1. Seorang Ahlus-Sunnah tidak terlibat dalam partai politik.

Dakwah Ahlus-Sunnah adalah dakwah yang tidak mengharapkan kecuali pahala dari Allah Ta'ala, Ahlus-Sunnah mengajak kepada yang ma'ruf dan mencegah dari yang munkar, menyeru untuk kembali kepada Al-Qur'an dan As-Sunnah dengan pemahaman As-Salafush-Shalih, bukannya kepada sistem demokrasi buatan manusia, sudah begitu sistem tersebut orang kafir lagi yang karang. Dengan demikian Ahlus-Sunnah tidak punya hajat untuk mencari keuntungan secara materi di balik carut-marutnya perpolitikan di suatu negara.

2. Ahlus-Sunnah mengajarkan untuk ta'at kepada penguasa muslim yang sah

Ini merupakan point yang harus benar-benar dicerna dengan baik, sebab boleh jadi ada beberapa hal yang mungkin belum kita ketahui, yakni siapapun pemimpin negeri asal dia muslim maka rakyat mesti ta'at meskipun dia diangkat melalui pemilu maupun kudeta, selama perintahnya bukan kepada bermaksiat terhadap Allah Ta'ala dan Rasul-Nya shallallahu 'alaihi wa sallam.

Sudah maklum di benak kita bahwasanya pemilu adalah bagian dari demokrasi, jika ditinjau secara tata cara kepemilihan pemimpin sebenarnya itu tidak sah menurut Ahlus-Sunnah, kita pertegas tidak sah secara sistem, namun apabila seorang pemimpin tersebut telah dilantik maka pemimpin itu sah secara hukum, untuk menghilangkan keraguan kita lebih pertegas lagi bahwa posisi kepemimpinannya tetap sah secara hukum meski pemilihannya tidak sah secara sistem. Baik, begitupun dengan kudeta, jika ditinjau secara tata cara dalam tindakan maka itu tidak sah menurut syari'at Islam bahkan sangat-sangat dilarang, namun seumpama dia berhasil menduduki tahta dan telah memegang tentara maka tidak ada pilihan lain kecuali harus ta'at pada perintahnya dan bergabung untuk berjihad bersamanya, dengan kata lain posisi kepemimpinannya pun sah.

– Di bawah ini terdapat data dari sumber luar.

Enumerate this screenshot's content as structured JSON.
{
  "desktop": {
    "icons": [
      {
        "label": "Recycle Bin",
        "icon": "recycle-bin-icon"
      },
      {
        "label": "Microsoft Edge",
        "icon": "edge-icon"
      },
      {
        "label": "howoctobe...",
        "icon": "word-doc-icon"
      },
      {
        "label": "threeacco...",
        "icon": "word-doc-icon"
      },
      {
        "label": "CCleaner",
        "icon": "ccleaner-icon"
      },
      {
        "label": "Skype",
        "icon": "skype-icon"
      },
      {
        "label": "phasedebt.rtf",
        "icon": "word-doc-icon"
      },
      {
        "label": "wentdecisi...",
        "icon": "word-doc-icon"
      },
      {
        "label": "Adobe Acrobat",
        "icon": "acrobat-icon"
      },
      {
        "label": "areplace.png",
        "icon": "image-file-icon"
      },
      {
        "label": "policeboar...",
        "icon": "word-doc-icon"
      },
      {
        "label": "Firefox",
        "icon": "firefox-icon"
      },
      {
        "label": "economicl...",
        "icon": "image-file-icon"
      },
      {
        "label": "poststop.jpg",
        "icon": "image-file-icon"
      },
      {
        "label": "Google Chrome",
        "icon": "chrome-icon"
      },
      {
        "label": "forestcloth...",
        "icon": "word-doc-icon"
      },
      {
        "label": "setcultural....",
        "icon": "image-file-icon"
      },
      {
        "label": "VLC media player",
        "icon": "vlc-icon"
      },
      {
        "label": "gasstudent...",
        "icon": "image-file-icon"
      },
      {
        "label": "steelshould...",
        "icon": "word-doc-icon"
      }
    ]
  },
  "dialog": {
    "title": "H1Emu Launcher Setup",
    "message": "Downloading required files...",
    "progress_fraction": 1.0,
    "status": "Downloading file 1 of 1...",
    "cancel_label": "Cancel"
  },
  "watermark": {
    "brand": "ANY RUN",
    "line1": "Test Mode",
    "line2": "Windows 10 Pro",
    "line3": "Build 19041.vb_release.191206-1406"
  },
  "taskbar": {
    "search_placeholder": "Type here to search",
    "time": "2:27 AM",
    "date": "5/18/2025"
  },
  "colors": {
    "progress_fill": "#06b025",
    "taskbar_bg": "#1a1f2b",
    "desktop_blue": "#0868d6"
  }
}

Lebih baik dipimpin oleh seorang penguasa zhalim selama 40 tahun dan banyak membunuh ribuan orang selama kepemimpinannya daripada 1 hari tanpa pemimpin, karena negeri yang tanpa pemimpin akan memicu perang suku, perang saudara bahkan perang agama yang bisa jadi jutaan orang yang bakal tewas di pertempuran setiap harinya. Itulah prinsip Ahlus-Sunnah wal-Jama'ah.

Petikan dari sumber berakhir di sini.